Fin du deuxième épisode.

Là, je me suis réveillé un peu plus franchement, vexé, en me rendant compte qu’après tant d’efforts j’avais été infichu de retrouver mon lit et mes coreligionnaires.

Mais j’étais encore fatigué, alors j’ai continué de rêver.

Le jour se levait, et j’étais encore dehors.

Je repérai un hangar désaffecté sur le côté gauche du bâtiment principal, que la nuit avait rendu invisible jusqu’alors. Je me dis que peut-être il y avait des entrées de ce côté-là.

Au fond du hangar, j’avisai un passage dans la paroi vermoulue, qui donnait sur un terrain vague bordé à droite (sur le côté du bâtiment) d’une clôture électrique. Je marchai le long de cette clôture, à travers une rangée d’arbres, un champ, une autre rangée d’arbres, pour arriver dans un complexe de garages et hangars agricoles sans relation apparente avec le complexe militaire. Et toujours, à ma droite, cette clôture qui suivait le contour du bâtiment, derrière laquelle je pouvais voir une pelouse, des allées et les portes d’accès à l’intérieur du bâtiment.

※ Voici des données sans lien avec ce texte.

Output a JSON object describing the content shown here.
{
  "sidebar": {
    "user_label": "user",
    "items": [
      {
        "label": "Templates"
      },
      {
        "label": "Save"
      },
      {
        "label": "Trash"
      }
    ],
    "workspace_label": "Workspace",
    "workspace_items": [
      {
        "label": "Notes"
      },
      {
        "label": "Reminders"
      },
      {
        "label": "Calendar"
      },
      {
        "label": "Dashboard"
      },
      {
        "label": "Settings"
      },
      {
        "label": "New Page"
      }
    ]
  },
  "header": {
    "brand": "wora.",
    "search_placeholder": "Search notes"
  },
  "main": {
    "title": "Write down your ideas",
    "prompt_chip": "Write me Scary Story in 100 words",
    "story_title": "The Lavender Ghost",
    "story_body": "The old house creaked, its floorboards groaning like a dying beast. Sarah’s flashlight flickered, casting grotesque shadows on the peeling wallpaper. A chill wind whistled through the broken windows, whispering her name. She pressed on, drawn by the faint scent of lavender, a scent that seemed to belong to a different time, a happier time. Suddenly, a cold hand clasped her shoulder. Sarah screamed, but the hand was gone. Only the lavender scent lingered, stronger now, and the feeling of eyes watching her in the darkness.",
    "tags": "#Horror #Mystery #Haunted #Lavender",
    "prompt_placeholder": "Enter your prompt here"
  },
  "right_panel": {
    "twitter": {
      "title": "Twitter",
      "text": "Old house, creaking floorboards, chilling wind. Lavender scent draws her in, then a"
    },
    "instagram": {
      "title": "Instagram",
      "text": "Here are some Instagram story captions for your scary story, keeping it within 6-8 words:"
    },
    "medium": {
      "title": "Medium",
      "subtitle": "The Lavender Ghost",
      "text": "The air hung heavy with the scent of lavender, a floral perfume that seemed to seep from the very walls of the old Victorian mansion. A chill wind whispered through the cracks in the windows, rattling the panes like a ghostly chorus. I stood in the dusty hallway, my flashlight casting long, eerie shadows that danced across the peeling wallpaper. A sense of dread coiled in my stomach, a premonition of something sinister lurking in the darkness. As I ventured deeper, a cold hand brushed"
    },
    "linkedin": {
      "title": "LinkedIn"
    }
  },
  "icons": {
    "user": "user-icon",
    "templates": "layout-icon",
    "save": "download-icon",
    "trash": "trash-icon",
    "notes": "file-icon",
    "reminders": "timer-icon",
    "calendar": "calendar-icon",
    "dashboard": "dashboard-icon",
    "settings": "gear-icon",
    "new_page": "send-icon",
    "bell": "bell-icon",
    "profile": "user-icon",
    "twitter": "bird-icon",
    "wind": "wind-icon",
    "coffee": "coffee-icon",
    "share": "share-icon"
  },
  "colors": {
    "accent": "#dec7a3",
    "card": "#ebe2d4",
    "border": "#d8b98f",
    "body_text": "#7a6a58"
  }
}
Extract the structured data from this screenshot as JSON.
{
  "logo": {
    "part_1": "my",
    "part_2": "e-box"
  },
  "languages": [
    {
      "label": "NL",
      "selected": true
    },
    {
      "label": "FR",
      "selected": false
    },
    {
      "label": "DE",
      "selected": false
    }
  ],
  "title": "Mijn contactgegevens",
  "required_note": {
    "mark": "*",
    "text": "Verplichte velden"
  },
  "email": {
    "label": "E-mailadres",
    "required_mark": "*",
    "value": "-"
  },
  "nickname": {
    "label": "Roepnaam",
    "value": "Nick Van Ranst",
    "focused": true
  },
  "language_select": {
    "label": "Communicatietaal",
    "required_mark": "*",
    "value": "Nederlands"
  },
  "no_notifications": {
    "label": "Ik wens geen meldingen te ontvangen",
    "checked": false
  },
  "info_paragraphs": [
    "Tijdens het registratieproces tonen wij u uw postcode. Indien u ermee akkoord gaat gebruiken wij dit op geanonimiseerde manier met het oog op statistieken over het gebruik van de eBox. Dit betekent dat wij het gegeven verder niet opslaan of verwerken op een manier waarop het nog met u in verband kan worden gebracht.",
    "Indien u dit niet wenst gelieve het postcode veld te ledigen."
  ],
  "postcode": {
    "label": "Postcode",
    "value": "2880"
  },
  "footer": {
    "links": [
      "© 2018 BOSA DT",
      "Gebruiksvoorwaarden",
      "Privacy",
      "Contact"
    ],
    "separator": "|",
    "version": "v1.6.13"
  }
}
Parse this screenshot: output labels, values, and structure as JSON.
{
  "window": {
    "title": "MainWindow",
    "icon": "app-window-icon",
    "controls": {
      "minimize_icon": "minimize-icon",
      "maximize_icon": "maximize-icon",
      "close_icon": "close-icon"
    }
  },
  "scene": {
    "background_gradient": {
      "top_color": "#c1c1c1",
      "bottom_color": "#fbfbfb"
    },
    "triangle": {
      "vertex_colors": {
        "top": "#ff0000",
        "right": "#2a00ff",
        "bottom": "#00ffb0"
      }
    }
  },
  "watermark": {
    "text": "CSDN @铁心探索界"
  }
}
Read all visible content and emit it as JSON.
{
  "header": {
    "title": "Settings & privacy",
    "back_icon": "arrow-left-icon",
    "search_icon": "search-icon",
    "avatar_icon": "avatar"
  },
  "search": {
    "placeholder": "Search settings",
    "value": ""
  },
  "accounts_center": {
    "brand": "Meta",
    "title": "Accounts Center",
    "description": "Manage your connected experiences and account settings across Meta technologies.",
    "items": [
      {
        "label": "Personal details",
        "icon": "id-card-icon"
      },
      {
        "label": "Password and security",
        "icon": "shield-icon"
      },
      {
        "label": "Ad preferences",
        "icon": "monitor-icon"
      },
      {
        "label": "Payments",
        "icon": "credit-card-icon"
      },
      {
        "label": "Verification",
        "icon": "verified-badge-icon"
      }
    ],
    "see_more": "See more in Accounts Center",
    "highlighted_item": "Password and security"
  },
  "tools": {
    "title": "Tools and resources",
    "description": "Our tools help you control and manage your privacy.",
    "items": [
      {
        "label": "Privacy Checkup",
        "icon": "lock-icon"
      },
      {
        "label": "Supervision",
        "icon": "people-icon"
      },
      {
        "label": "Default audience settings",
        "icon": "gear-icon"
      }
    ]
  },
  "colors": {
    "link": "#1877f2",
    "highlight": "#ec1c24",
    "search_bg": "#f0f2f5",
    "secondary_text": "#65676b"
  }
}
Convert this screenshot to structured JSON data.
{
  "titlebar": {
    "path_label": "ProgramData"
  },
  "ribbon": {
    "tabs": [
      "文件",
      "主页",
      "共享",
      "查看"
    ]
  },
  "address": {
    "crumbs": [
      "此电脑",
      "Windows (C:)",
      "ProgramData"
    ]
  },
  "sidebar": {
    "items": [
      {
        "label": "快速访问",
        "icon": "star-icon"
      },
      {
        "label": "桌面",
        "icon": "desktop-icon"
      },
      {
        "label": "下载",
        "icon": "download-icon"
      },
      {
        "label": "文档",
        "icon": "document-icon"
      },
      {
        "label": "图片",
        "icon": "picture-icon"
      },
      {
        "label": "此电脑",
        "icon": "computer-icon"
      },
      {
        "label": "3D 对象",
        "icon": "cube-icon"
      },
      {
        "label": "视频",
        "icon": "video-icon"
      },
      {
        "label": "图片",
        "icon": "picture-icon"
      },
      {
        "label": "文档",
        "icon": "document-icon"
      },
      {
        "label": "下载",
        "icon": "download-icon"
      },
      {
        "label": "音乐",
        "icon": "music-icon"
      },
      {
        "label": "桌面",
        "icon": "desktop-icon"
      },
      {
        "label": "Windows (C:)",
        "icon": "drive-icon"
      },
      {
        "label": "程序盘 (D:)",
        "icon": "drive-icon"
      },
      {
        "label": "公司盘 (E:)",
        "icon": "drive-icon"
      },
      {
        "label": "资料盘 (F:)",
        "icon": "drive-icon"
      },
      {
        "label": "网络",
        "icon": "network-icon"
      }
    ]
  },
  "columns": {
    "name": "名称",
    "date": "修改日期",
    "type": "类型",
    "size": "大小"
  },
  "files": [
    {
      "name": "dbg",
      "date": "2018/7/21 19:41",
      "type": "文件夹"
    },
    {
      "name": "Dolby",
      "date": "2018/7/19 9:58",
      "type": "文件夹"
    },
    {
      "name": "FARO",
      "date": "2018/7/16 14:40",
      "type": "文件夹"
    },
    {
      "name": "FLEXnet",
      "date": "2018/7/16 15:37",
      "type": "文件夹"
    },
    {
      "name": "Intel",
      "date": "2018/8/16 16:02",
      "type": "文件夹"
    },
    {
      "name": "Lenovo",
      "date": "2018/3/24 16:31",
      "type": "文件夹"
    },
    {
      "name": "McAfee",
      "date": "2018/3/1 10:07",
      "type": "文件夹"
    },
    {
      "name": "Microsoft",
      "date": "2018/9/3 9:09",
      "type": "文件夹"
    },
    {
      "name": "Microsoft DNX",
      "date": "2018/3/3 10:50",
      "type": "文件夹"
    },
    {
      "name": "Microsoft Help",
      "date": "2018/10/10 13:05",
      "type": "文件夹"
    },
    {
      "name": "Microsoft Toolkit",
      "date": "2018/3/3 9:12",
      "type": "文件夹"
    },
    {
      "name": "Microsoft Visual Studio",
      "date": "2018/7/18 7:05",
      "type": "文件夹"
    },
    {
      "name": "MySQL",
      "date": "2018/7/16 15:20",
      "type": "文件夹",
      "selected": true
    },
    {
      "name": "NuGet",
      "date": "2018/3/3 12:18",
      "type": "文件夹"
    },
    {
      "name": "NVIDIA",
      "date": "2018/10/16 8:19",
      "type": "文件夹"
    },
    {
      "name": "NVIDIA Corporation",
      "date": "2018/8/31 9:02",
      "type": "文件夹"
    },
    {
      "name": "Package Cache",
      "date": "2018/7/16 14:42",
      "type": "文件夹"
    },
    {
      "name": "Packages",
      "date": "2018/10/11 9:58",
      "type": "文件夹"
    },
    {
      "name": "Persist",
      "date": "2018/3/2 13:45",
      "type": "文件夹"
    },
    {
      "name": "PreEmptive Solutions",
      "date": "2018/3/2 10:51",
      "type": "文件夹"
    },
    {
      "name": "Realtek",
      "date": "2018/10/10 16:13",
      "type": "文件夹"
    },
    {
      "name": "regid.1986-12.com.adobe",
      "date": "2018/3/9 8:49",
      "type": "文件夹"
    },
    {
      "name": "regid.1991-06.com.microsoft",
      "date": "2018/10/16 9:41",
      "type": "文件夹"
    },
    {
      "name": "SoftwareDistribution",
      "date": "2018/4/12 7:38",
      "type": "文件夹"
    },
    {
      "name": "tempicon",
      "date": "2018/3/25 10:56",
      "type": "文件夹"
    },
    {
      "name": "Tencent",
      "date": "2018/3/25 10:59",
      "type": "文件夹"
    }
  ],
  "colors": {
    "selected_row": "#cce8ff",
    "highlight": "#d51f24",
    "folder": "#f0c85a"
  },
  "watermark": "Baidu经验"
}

Et puis je débouchai sur une extrémité du parking arrière. Il y avait quelques arbres avec de l’ombre, et la clôture électrique était plus basse et endommagée. À un endroit, elle était rabaissée par un objet qu’on avait appuyé dessus dans ce but, mais je distinguais juste derrière le corps d’une victime de la haute tension électrique. Un peu plus loin, elle était complètement rabaissée (au niveau du sol) et je pouvais passer là. Je regardai de part et d’autre, dans le but de vérifier que personne ne m’observais, et je m’aperçus qu’en fait un peu plus loin sur ma gauche il y avait une barrière avec une allée intérieure, sur laquelle donnait la fameuse porte que je cherchais, intitulée 150-159.

Et c’est là où on m’appela pour participer aux entraînements de la journée, et je rejoignis mon groupe.

À partir de là, les images sont floues et imprécises, beaucoup moins descriptibles.

Je me rappelle clairement ne pas prendre part active aux entraînements, répétant les gestes imposés sans conviction ou avec une perversion artistique. Par exemple, tandis que la foule de soldats aguerris autour de moi maniaient une rame, tous assis dans un stade, pour s’entraîner au geste, je maniais une grande cuiller à salade en feignant de ramasser les feuilles mortes.

À un moment, un officier vint me retirer du groupe, sans doute agacé par mon manque de conviction, et m’emmena en me tenant sans rien dire. Sans que je me souvienne du trajet emprunté, nous nous sommes vite retrouvés dans un trou dans la roche rempli d’eau, et il me tint un discours de la teneur suivante : « maintenant, imagine que tu te retrouve dans un trou et que l’eau monte. Il n’y a pas d’issue prévue, et il faut que tu réagisse. Si tu sors de ce trou, je te laisserai tranquille vis-à-vis de ta manière de participer aux entraînements. »

Et je me suis réveillé, cette fois pour de bon.